Likidite oranlarının belirli bir aralıkta olması gerektiğini söylemek daha doğrudur. Aşırı düşük likidite oranına sahip şirketler kendilerini temerrüde düşme riskine sokmakta ve sermaye artırmakta güçlük çekebilmektedir. Öte yandan, likidite oranları çok yüksek olan şirketler, uygulanabilir varlıkları yanda bırakıyor olabilir; operasyonları genişletmek, ekipmanı geliştirmek vb. için eldeki nakit kullanılabilir.
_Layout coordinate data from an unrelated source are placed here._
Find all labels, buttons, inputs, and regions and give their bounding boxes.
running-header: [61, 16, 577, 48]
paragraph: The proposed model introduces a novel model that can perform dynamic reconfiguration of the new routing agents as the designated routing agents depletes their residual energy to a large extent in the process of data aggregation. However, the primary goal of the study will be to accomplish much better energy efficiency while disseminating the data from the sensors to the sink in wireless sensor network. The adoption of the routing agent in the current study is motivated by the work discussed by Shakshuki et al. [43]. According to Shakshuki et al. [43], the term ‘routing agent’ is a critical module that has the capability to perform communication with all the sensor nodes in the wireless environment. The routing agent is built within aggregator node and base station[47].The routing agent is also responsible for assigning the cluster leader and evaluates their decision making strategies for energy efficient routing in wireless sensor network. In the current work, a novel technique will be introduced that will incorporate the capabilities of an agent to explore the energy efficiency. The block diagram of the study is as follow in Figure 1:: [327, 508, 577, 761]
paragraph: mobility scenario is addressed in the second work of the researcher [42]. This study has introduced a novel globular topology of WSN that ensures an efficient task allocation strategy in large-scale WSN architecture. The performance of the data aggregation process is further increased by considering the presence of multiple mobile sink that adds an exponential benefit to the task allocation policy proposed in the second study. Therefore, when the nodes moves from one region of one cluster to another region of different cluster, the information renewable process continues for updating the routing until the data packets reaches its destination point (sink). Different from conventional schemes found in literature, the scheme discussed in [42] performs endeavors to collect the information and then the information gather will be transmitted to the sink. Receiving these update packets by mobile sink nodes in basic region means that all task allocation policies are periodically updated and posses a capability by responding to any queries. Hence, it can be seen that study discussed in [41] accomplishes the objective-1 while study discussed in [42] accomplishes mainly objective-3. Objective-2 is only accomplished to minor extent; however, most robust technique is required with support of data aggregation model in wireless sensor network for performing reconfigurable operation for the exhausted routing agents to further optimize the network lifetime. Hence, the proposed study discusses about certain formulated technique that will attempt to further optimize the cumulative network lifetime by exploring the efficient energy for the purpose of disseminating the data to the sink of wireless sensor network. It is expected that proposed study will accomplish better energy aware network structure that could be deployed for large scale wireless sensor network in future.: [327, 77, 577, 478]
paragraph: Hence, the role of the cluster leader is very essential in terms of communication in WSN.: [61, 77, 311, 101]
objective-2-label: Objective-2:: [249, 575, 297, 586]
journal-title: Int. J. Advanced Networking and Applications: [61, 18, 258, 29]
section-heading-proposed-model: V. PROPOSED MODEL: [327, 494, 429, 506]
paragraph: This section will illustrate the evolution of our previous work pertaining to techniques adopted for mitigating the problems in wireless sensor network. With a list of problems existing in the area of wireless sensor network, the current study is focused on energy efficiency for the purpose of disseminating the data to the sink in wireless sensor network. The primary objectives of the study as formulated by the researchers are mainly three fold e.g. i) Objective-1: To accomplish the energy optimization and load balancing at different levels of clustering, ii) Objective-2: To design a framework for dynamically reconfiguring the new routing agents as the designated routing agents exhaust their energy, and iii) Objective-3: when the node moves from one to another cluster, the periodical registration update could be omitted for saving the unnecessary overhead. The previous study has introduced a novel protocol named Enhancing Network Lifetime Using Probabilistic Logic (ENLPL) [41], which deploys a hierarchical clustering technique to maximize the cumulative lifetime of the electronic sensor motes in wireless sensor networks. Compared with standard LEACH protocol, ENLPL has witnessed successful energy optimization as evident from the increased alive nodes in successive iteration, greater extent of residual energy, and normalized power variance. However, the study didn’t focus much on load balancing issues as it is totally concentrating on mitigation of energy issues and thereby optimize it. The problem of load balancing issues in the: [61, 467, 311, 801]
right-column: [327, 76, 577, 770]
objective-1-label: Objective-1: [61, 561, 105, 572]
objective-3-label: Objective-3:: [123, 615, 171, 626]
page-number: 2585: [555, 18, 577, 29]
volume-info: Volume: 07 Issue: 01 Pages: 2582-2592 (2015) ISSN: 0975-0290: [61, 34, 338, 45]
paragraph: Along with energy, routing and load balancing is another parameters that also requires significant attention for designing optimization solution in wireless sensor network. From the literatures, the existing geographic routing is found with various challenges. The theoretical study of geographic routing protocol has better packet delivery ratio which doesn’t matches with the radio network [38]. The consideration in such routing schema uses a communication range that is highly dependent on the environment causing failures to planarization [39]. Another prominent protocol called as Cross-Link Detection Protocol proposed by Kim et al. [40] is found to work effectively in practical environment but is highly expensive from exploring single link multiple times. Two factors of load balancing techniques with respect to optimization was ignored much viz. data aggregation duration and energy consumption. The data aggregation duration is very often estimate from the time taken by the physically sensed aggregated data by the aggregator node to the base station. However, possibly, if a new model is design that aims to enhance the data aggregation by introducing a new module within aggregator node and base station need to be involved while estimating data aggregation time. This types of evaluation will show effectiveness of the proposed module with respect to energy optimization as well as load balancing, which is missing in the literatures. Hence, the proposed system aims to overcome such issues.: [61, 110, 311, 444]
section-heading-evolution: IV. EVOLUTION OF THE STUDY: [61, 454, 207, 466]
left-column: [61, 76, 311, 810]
Analiz ettiğiniz her bir firmanın kurumsal yönetimini gözden geçirmek için zaman ayırın. Her işletme ve endüstri için koşullar farklıdır ve sağlıklı likidite oranları için evrensel bir ölçüt oluşturmayı zorlaştırır. Yatırımcılar, borç verenler ve yöneticiler için en iyi uygulama, başarılı rakiplerin ve tarihsel eğilimlerin likidite oranlarını dikkate almaktır. Likidite oranları, borç ve varlıklar arasındaki ilişkiyi tanımladığından, eldeki kısa vadeli varlıkların doğru tutarı, kaldıraç seviyelerinin artmasıyla orantılı olarak artmaktadır.
Bazı endüstriler düşük likidite oranları ile başarılı bir şekilde faaliyet göstermektedir. Örneğin, envanter, kısa vadeli varlıklar güvenilmezmiş gibi görünerek, ödenecek hesapların yapılmasından daha hızlı bir şekilde dönebilir. Bu gibi durumlarda, çalışma döngüsü periyotlarına bakmak yararlı olabilir. Nakit dönüştürme döngüsü bunun için iyi bir metriktir, çünkü bir şirketin nakit üretim ve satış sürecinde bağlandığı gün sayısını ölçer.